Volunteer Experiences: Overcoming Obstacles


Sculpting Creative and Thoughtful Individuals

Being careful with word choice is necessary, no matter which situation you are in. Talking to your coworkers, children, or superiors, choosing accurate language and mindful vocabulary needs to become second nature. I learned this lesson the hard way when I implemented an activity in the IYWP after school program last week.

At Mark Twain elementary school, I wanted to use a lesson plan the kids would find enjoyable, would spark their creativity, and would yield lasting, interesting, and all-new products. After learning about “Wreck This Journal,” I thought it would be cool to ‘wreck’ cheap, used children’s book by ripping out and rearranging pages, crossing out and adding in words and pictures, and overall altering the books. I knew this would be something kids would find exciting because it’s something they are often told NOT to do: “Don’t write in the book; Don’t doodle on your pages; Don’t be reckless with this book.” In fact, one child I worked with was hesitant to put his name on the ‘author’ page of one of the books. He had been taught to respect books, which is great. “But that’s the whole point of this project!” I explained to him. “It’s our book, and I want you to help me rewrite it,” I said as I handed him the pen.

This did excite the kiddos.

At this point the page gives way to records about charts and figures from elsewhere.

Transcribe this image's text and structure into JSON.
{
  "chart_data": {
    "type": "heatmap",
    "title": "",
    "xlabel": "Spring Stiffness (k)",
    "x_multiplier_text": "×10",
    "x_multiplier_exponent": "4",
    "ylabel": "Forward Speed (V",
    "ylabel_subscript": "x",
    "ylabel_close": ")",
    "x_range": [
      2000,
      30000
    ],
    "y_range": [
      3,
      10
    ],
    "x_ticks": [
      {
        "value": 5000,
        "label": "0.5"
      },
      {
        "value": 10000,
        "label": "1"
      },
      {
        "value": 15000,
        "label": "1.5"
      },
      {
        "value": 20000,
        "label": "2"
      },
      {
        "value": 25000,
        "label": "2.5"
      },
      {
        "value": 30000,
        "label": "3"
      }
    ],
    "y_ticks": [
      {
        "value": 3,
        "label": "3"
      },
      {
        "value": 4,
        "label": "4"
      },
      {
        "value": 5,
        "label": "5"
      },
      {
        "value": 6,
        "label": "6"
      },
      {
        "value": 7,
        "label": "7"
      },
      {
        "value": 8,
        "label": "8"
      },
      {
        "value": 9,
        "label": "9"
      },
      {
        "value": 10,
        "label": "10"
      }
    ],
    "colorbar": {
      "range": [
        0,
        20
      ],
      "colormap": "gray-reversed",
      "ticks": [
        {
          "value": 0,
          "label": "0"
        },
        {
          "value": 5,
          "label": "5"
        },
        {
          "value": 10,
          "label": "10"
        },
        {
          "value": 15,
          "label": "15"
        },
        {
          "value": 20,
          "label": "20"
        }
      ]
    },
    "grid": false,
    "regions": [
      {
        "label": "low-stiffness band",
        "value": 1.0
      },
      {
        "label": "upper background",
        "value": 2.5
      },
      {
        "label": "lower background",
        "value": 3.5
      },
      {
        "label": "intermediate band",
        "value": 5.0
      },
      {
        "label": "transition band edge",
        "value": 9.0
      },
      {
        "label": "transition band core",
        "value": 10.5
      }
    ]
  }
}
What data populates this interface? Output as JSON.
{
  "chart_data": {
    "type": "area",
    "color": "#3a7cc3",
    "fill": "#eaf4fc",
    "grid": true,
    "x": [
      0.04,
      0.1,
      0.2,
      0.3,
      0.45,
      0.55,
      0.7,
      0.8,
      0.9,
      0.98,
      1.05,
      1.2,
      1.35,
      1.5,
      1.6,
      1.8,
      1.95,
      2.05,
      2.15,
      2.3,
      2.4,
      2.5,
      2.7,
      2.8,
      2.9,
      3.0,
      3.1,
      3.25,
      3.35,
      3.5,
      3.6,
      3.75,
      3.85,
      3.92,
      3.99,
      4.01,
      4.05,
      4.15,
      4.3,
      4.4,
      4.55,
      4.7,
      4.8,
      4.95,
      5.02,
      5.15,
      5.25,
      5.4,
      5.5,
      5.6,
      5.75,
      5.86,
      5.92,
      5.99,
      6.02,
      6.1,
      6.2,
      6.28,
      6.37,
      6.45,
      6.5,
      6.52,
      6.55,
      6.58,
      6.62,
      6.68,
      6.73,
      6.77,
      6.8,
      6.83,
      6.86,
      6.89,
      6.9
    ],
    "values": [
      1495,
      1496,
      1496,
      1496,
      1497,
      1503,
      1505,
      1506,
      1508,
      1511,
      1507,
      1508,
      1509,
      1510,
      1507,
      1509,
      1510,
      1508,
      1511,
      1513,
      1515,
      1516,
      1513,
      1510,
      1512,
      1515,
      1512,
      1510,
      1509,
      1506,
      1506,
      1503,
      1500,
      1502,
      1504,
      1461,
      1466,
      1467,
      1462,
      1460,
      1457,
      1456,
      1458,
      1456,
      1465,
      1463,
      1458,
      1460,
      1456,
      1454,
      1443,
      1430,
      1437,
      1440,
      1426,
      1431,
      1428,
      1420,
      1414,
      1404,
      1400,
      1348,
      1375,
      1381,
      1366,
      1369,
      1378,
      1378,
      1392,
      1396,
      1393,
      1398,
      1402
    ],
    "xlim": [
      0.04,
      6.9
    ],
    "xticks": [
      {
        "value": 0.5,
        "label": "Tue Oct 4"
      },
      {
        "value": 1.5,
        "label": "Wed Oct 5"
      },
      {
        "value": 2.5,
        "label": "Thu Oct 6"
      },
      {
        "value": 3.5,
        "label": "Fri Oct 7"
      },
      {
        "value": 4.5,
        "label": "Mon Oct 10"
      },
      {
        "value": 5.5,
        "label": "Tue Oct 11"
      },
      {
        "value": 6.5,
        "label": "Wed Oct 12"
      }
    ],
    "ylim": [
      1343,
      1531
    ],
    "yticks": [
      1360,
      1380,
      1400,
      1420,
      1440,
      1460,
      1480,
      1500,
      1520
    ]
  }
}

There were even two girls who were reluctant to come into the room because they didn’t want to be doing ‘school stuff.’ “This is the opposite of school stuff,” I coaxed. “We are ‘unwriting’ books, tearing them up, DESTROYING THEM.”

Yes, yes, this did excite them. They agreed to come in the room… and started ripping the books to shreds.

With wide eyes, I watched as bits and pieces of the room fell to bits and pieces.

Two boys across the space were also tearing their books up into unrecognizable tatters, mixing their two books together with enthusiasm.

While I was glad they were enthusiastic, I was not so prepared to handle the situation.

In the small amount of time remaining, I encouraged the guys to find what they could salvage and create a story from it. This, they were still not so interested in. They knew it would be hard work to find whole pages from their destruction, and they didn’t want hard work.

However, some of the students did find the activity meaningful. They carefully located which words in the sentence of the book were meaningful and changed them. Next, they re-illustrated the page to match their new story.

When it came time to host the next group of students, I was more careful with my wording:

“We are going to recreate the books: you can take pages out, and rearrange them, cross out words and write in the books, but you have to be making a new story.”

This still intrigued them: they were getting to do something new and dangerous. However, by being careful in my word choice, no one’s book was turned into gerbil bedding.

This translates to the home: telling a child to hurry through a chore may influence them to do it so quickly that they may make an even bigger mess. Instead, we can reiterate that while we want them to be quick, we want them to be thorough and careful—that those factors are equally, if not more, important.

Words like destroy, demolish, wreck, and mutilate are similar to, but have different connotations, than rewrite, recreate, rearrange, and regenerate. The two different sets of words produced very dissimilar results. We as leaders, teachers, influencers, or parents need to be mindful in our word choice to get the effect we want from a lesson or activity. Using vocabulary that is thoughtful and provoking, but not too exaggerated, is necessary to produce the outcome we are looking for, be it a clean room or recreated children’s story.